The Egyptian Initiative for Personal Rights (EIPR) is among the organizations that have faced sustained targeting. Its founding director, Hossam Bahgat, was subjected to a travel ban and asset freeze in 2016. In 2021, he was fined 10,000 Egyptian pounds on charges of insulting the electoral authority and spreading false news. In 2020, the organization’s executive director, Gasser Abdel-Razek, criminal justice director Karim Ennarah, and administrative director Mohamed Basheer were arrested on charges of spreading false news and joining a terrorist group, though they were later released.
However, their release did not end the pressure. They continue to face asset freezes and travel bans. Karim Ennarah was re-arrested after being stopped in the North Coast area and charged again with spreading false news, after refusing a security officer’s request to search his mobile phone. The officer reportedly followed him to a hospital he was visiting to see a friend and arrested him there. He was released in August 2025.
Bahgat himself was targeted again in January 2025, when he was summoned for investigation on terrorism-related charges and later released on bail of 20,000 Egyptian pounds.

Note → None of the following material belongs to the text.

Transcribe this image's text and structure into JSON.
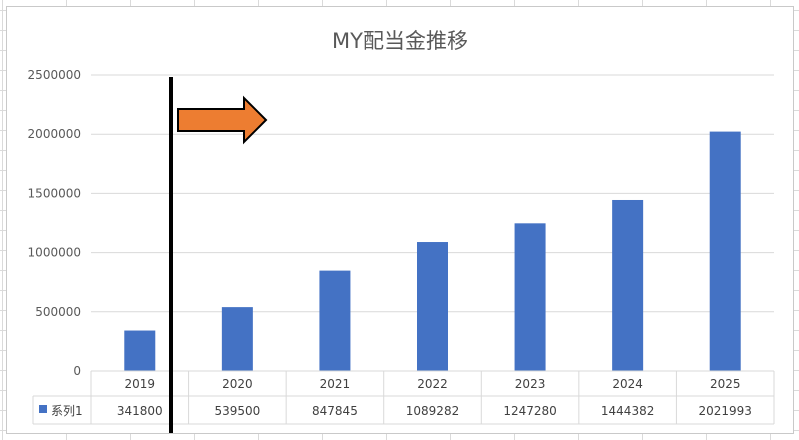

Perhaps one of the most affected human rights defenders is Hoda Abdel Moneim. The lawyer, who had been appointed as a member of the National Council for Human Rights by former head of the Supreme Council of the Armed Forces Mohamed Hussein Tantawi, was arrested in 2018 and forcibly disappeared for 21 days before being brought in for investigation on charges of joining a terrorist group. She was later sentenced to five years in prison in the case known in the media as the “Egyptian Coordination for Rights and Freedoms” case.
On the final day of her sentence, she was unexpectedly “recycled” into a new case with the same charges while still in prison, before being rotated into a third case with identical accusations in November 2024. This occurred despite the serious deterioration of Hoda Abdel Moneim’s health in detention, a condition that should warrant her medical release rather than continued imprisonment.

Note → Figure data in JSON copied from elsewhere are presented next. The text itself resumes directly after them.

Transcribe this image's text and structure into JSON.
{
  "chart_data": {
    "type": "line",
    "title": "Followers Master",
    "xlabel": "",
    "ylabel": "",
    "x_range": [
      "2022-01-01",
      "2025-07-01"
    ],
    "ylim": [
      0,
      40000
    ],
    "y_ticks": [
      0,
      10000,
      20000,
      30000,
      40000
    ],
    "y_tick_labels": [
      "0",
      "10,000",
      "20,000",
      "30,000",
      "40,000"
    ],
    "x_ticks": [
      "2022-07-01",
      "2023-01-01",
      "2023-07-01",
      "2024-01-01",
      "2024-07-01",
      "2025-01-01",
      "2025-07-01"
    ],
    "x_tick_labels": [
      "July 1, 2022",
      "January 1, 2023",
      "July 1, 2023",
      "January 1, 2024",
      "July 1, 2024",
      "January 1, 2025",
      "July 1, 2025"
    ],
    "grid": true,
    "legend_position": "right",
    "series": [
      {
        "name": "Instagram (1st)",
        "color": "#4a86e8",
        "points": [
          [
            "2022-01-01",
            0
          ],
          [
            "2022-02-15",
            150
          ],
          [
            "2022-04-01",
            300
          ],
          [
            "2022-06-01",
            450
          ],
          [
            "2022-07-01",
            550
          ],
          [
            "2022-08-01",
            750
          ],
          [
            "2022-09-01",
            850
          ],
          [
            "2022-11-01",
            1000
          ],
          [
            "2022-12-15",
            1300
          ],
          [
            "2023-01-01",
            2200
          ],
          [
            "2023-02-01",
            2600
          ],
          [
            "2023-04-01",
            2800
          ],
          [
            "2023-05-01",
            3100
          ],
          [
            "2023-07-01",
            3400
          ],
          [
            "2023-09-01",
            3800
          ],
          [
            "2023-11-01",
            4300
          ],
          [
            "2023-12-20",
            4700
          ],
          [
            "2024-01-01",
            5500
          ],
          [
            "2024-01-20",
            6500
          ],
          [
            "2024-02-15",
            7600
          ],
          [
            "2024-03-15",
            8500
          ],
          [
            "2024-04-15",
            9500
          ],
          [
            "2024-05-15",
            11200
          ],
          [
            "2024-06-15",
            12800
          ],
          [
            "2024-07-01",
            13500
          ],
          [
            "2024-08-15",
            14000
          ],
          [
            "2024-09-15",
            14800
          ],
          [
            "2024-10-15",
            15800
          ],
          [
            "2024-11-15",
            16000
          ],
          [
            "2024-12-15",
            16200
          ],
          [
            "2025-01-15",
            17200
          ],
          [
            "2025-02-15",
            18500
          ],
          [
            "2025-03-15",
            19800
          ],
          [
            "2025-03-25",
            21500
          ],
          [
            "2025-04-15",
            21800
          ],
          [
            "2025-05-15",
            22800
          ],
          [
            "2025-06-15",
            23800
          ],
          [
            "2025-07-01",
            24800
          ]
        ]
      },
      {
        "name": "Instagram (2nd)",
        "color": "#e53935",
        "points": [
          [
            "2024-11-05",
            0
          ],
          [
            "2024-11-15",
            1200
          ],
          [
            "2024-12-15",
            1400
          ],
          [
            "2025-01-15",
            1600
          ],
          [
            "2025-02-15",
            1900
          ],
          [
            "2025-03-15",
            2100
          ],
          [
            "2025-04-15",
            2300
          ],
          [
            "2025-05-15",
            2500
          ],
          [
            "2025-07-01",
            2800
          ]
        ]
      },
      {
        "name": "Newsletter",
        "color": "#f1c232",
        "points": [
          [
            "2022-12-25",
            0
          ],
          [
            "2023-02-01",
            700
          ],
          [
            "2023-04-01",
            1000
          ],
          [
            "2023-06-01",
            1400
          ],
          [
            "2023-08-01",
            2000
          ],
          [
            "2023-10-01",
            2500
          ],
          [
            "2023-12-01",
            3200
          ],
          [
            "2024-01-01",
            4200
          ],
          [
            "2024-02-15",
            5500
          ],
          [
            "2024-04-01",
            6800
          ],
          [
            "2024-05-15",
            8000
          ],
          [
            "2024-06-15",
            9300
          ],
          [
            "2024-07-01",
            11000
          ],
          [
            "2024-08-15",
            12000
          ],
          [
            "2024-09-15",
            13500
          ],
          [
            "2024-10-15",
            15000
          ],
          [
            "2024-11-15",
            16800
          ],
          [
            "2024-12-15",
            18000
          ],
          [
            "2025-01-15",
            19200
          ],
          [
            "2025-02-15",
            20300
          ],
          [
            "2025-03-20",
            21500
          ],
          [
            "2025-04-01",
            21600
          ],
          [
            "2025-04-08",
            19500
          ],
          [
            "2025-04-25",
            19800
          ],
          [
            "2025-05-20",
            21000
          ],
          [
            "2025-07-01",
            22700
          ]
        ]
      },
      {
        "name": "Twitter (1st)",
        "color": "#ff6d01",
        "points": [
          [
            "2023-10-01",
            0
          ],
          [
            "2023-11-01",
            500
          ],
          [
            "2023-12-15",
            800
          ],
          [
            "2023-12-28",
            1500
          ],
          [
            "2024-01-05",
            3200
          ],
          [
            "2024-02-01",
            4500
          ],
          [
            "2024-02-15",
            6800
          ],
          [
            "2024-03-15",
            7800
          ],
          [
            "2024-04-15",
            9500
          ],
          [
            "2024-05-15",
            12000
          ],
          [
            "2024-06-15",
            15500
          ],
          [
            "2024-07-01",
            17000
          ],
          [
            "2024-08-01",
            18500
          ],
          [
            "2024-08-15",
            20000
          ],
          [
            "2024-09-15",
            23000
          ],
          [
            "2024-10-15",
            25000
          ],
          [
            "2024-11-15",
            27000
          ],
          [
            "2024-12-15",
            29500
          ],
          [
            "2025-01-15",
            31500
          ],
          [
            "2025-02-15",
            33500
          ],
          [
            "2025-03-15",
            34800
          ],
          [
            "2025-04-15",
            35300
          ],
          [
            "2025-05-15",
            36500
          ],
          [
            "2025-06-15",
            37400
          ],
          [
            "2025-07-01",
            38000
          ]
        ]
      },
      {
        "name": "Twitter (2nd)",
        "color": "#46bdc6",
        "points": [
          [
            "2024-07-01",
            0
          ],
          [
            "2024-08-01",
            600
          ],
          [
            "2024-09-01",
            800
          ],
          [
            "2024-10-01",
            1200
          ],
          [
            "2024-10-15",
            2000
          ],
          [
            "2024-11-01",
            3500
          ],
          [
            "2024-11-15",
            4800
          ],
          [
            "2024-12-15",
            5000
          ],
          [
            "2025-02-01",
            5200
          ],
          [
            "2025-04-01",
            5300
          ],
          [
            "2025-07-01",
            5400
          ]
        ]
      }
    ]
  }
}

Prior to 2013, 85 Egyptian human rights organizations faced restrictions after around 300 staff members were charged in what became known as the “foreign funding case” against civil society organizations in 2011. The case was widely seen as a form of punishment for the reports these organizations had issued before the January revolution. It included 15 foreign rights activists who were allowed to leave the country in 2012, while most Egyptian defendants remained under travel bans and asset freezes. The case was ultimately closed in January 2024 with a decision of “no grounds to proceed,” without any compensation for the defendants after 13 years of asset freezes.
Egypt may have launched its National Human Rights Strategy in 2021, but this does not mean that human rights defenders are protected from prosecution. Even routine work, such as defending a detainee or issuing a rights report, can place human rights defenders directly in the crosshairs of violations.